Rabu, 18 September 2013

DIA

Dering telepon itu menggangguku. Entah sudah berapa kali benda itu berbunyi, dia begitu keras kepala untuk tak membiarkanku mengacuhkan dirinya. Dia selalu berada di sekitarku beberapa hari ini, mengejarku di jalan, membuntutiku di kampus, dan menggangguku lewat dering telepon yang tak jelas maksudnya. Aku sudah hampir menyerah dengan sikap ngototnya itu, tapi keangkuhanku tak pernah memberikan ruang untuk menjadi wanita yang memiliki kemurahan hati di hadapan dirinya.
Sekeras apapun dia berusaha, aku tetap pada pendirianku. Sudah terlambat untuknya. Aku bukan lagi wanita yang bisa ia permainkan seperti kemarin, aku tak akan pernah memaafkannya.

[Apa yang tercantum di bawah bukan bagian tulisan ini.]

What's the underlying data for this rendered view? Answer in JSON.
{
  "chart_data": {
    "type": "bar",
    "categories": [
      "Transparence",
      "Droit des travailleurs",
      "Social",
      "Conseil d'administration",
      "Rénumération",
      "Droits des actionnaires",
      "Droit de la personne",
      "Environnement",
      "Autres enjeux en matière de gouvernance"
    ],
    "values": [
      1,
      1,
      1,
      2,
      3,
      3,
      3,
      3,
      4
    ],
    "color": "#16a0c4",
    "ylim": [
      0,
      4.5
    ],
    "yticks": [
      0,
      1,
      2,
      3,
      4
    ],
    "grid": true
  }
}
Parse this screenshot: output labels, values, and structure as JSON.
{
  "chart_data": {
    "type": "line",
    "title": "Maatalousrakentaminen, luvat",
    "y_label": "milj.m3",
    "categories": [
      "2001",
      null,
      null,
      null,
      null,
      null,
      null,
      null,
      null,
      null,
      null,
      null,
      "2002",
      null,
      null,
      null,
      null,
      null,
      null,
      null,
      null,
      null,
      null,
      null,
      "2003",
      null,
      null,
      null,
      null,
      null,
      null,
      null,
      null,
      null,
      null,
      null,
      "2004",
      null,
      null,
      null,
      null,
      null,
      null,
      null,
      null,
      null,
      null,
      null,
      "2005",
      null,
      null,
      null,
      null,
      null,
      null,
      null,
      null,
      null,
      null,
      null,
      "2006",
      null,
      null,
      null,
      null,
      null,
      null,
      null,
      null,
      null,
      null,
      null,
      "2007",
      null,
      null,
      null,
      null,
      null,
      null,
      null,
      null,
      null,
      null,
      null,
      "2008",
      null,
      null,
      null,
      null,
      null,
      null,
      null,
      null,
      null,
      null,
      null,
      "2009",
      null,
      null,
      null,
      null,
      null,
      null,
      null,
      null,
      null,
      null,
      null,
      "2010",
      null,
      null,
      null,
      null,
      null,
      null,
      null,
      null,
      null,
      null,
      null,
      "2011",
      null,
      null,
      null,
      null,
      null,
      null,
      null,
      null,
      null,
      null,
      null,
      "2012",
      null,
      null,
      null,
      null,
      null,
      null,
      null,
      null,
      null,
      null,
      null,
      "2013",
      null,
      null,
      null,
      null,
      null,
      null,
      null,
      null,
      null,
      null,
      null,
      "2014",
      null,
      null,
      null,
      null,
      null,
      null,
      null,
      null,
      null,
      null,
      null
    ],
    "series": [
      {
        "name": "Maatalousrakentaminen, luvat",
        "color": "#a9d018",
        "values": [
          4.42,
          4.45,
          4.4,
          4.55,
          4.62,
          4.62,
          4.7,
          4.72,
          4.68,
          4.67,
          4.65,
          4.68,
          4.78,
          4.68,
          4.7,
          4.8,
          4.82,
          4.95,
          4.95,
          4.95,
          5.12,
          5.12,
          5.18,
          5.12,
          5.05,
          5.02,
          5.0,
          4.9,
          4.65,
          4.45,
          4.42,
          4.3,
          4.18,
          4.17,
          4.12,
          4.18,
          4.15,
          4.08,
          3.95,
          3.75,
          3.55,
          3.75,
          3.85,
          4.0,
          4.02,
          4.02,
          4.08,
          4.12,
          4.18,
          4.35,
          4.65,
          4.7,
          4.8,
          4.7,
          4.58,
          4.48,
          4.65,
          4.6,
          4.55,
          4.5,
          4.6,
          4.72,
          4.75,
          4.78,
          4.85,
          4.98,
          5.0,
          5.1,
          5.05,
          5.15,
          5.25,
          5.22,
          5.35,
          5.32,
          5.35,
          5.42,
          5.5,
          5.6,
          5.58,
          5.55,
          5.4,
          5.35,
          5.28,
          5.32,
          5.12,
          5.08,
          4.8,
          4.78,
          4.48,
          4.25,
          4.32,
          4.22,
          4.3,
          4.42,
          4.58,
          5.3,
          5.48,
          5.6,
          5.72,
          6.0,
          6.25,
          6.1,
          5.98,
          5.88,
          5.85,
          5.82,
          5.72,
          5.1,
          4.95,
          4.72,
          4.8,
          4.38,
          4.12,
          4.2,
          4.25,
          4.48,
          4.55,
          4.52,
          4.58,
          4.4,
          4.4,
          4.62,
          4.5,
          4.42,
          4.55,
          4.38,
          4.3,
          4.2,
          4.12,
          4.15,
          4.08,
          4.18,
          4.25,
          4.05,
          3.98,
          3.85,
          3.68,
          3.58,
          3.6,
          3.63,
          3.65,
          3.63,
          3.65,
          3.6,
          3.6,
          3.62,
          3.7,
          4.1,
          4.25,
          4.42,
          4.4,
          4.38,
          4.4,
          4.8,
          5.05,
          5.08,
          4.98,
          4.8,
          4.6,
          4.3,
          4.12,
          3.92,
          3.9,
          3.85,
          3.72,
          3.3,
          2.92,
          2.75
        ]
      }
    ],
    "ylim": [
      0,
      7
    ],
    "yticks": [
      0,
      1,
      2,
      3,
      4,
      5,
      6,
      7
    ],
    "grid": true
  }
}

"Anita" ia berucap di depanku. berdiri dengan gagahnya, mencegatku untuk melangkah melewati tubuhnya. ah ini menyebalkan. kenapa dia harus menghalangi jalanku.
"Anita aku mau menikah" 
kurasakan denyut jantungku berhenti sesaat. berganti dengan detakan yang jauh lebih kencang dari sebelumnya. Aku terdiam. Mematung. Tak kusangka dia akan mengucapkan kalimat itu begitu lancarnya. Enteng seperti aliran air keran di wastafel rumahku.
"Maafkan aku. Aku tahu tak seharusnya aku mempermainkan perasaanmu, tapi aku benar-benar mencintaimu"
sungguh urutan kalimat yang dia ucapkan tidak bisa kumengerti. 
"Orang tuaku yang menyuruhnya. Dia baru kukenal beberapa minggu lalu. Aku tidak berselingkuh Nit. sungguh. Aku mencintaimu, tapi aku juga tak mampu melawan permintaan kedua orang tuaku"
mulutku terkunci. tubuhku kaku. Aku tak mampu mengucapkan kalimat apapun. air di pelupuk mataku kian penuh.
aku hanya bisa tersenyum, membiarkan air mata mengalir. Tak kupedulikan tatapan orang-orang yang lalu lalang di sekitarku. Ini sudah keberapa kalinya dia mengatakan cinta dan maaf padaku secara bersamaan. Bersama dengan sakitnya hatiku, bersama dengan perselingkuhannya yang terus berjalan. Beberapa wanita yang dulu dia tinggalkan karena katanya mencintaiku. Dan kini ia pun meninggalkanku padahal katanya ia mencintaiku. Aku tak pernah mengerti dirinya. Cinta yang busuk ini seolah menertawakanku. Membiarkanku dalam penyesalan yang mendalam. Kenapa aku harus mempercayai lelaki ini? kata-kata manisnya hanyalah candu.  Janjinya hanya omong kosong yang tak pernah menjadi nyata. Aku benar-benar sudah menyadarinya. Cinta buta ini tak seharusnya kupertahankan lagi. Mulutku terbuka. Aku berusaha  mengucapkan kalimat untuk menjawab pertanyaannya. 
"brengsek. enyahlah"  
antara sadar dan tidak, aku mengucapkan kalimat itu. Biarlah dia menafsirkan dua kata yang kuucapkan barusan semau dia. Aku pergi, membiarkannya berdiri kaku, tatapannya kosong, situasi yang baru saja ku alami kini berbalik padanya. Aku puas. langkahku ringan. air mataku mengering seketika.